Eastwood Airlines
SULLY, PAR CLINT EASTWOOD. DRAME AMÉRICAIN, AVEC TOM HANKS, AARON ECKHART, VALERIE MAHAFFEY, DELPHI HARRINGTON (1H36).
Cela commence par un cauchemar : aux commandes d’un A320 en perdition, Chesley Sullenberger, que tout le monde appelle « Sully », ne peut éviter les tours de Manhattan. Or chacun sait que, ce 15 janvier 2009, Sully a réussi à poser l’appareil sur l’Hudson, sauvant ainsi la vie des 155 personnes à bord, passagers et membres d’équipage. Le nouveau film de Clint Eastwood s’attache moins à l’exploit lui-même qu’aux événements qui ont suivi. Les médias et l’homme de la rue dépeignent Sully comme le héros… que précisément il considère ne pas être, convaincu de n’avoir fait que ce qu’il devait faire. Mais d’ailleurs a-t-il réellement fait ce qu’il devait faire ? Une commission d’experts prétend le contraire : il aurait pu et dû rejoindre LaGuardia ou Teterboro et y poser l’Airbus en toute sécurité. Ce que met en jeu le film, c’est l’opposition entre la croyance aveugle en la technologie (simulations de vol et algorithmes paraissent démontrer que l’avion aurait pu voler jusqu’à un aéroport) et la foi en la supériorité de l’instinct humain. Y repérer une distinction entre le cinéma auquel se voue Hollywood désormais et celui qu’Eastwood s’obstine à servir, lui qui justement ne fonctionne qu’à l’instinct? Sans doute. Pourtant, ce qui frappe ici, c’est le manque absolu de prétention d’un film qui se trouve en adéquation parfaite avec son personnage principal et l’histoire racontée.
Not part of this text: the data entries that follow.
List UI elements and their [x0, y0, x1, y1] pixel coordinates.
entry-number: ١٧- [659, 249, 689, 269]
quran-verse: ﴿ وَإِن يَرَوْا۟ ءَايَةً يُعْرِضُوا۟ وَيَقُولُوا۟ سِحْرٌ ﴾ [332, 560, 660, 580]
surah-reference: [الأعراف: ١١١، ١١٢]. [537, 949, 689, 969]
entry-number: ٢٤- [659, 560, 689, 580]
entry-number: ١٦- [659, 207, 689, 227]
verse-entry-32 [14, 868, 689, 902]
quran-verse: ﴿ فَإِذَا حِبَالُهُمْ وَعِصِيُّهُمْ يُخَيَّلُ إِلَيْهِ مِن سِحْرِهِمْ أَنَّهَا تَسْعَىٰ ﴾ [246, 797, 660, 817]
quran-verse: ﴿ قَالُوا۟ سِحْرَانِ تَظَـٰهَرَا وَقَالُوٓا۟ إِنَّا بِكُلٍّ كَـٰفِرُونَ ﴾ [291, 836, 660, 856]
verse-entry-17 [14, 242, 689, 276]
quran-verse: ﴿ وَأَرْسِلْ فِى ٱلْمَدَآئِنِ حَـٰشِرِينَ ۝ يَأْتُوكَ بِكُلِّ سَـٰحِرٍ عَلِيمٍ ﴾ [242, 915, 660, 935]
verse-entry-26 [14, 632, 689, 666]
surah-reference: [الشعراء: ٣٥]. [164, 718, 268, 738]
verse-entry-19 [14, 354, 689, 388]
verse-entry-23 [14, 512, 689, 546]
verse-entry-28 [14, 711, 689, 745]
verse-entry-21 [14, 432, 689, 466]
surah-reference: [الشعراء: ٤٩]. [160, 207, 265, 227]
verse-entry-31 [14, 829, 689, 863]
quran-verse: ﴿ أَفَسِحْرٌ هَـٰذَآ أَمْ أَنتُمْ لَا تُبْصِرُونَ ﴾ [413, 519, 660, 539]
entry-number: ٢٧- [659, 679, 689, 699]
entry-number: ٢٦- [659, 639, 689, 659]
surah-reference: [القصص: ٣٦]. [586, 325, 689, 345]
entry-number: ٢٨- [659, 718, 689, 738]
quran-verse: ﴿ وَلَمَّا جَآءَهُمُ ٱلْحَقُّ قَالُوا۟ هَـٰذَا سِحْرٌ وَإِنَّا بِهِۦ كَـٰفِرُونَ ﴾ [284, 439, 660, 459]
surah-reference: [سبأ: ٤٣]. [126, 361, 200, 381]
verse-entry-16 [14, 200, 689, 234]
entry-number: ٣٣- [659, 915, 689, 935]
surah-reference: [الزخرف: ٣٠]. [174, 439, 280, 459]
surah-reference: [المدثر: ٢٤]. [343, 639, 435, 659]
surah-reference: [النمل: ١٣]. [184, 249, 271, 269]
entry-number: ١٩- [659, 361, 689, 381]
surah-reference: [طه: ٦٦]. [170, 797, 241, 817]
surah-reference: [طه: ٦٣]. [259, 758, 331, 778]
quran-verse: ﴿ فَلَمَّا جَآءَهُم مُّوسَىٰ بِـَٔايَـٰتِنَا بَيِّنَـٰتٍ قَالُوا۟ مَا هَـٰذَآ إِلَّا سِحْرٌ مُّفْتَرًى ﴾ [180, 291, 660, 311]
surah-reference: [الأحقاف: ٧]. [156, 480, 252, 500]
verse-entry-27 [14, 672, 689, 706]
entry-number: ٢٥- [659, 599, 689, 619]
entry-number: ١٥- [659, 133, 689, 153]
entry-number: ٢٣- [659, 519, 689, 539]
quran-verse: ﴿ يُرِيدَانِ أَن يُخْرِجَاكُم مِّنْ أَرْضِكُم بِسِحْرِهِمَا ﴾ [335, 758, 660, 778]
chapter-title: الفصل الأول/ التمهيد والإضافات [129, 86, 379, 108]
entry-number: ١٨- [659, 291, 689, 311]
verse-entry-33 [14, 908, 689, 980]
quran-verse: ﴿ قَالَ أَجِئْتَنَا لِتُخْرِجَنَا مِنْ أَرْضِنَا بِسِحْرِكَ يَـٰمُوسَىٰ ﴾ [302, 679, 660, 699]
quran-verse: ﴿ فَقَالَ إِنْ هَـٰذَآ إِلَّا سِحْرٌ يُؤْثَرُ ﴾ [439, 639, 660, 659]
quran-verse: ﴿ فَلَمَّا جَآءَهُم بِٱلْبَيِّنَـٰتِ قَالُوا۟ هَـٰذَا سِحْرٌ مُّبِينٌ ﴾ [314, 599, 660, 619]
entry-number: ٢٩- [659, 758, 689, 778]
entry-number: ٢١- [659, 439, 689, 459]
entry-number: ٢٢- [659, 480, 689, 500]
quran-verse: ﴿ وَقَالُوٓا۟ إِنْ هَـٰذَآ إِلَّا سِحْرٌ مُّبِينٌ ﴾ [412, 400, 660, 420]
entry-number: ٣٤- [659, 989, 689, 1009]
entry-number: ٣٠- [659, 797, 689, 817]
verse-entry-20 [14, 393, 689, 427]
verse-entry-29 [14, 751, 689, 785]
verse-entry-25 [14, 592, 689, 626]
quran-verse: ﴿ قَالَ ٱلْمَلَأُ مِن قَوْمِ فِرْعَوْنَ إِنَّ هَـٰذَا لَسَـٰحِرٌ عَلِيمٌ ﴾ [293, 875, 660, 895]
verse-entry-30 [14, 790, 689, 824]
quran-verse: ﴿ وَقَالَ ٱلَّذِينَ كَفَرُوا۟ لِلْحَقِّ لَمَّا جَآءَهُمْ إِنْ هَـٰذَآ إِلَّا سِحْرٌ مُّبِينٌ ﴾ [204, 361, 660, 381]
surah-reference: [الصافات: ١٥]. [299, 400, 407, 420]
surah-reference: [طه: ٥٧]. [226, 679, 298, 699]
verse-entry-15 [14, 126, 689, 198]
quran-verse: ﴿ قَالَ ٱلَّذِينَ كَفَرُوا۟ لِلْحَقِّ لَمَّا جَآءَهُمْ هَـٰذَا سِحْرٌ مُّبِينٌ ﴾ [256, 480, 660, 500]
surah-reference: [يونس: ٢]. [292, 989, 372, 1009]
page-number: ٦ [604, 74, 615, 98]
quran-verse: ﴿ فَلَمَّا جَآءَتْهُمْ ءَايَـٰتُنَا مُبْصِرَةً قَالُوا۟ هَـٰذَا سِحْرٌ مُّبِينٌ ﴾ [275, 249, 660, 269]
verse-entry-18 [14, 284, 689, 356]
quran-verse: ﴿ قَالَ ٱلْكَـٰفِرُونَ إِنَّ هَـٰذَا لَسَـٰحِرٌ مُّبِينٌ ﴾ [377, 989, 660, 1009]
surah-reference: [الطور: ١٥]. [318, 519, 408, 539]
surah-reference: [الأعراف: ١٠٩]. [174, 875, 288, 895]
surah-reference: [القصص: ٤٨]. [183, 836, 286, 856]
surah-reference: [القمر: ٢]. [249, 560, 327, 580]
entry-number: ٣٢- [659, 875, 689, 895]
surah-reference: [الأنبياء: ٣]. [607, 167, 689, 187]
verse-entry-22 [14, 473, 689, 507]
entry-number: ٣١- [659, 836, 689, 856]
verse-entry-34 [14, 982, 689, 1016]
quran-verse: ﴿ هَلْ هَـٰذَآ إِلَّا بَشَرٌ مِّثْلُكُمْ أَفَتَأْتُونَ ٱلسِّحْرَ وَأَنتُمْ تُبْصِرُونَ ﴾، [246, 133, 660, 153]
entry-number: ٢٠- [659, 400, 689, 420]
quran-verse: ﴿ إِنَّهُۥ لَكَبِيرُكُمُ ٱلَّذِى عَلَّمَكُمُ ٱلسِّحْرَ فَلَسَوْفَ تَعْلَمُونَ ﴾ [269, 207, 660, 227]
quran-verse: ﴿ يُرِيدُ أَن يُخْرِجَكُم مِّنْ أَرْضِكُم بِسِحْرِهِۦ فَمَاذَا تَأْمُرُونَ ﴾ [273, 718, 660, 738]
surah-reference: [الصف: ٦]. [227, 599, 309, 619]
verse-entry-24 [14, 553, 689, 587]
Et si l’instinct d’Eastwood le conduit à s’égarer parfois, comme lorsqu’il se déclare en faveur d’un Donald Trump dont les idées sont à l’opposé de celles qu’il exprime lui-même (oui, Eastwood est politiquement conservateur et socialement progressiste), ses films démontrent la sûreté de son point de vue. Celui-ci après bien d’autres, emballé en à peine plus de 90 minutes, tendu, droit, prenant, sans une once de graisse, servi à la perfection par un Tom Hanks (photo) dont on se demande comment et pourquoi le cinéaste ne l’avait pas rencontré plus tôt. Tout ce que « Sully » met en oeuvre est comme le précipité d’une manière d’être, de filmer et d’incarner qui leur appartient et que l’on se sent de faire sienne. Sully, le pilote, ressemble à Tom Hanks qui ressemble à Eastwood, qui ressemble à « Sully », le film. Voilà bien qui permet de reconsidérer la notion même d’auteur, à laquelle le cinéaste s’est toujours bien gardé de se référer.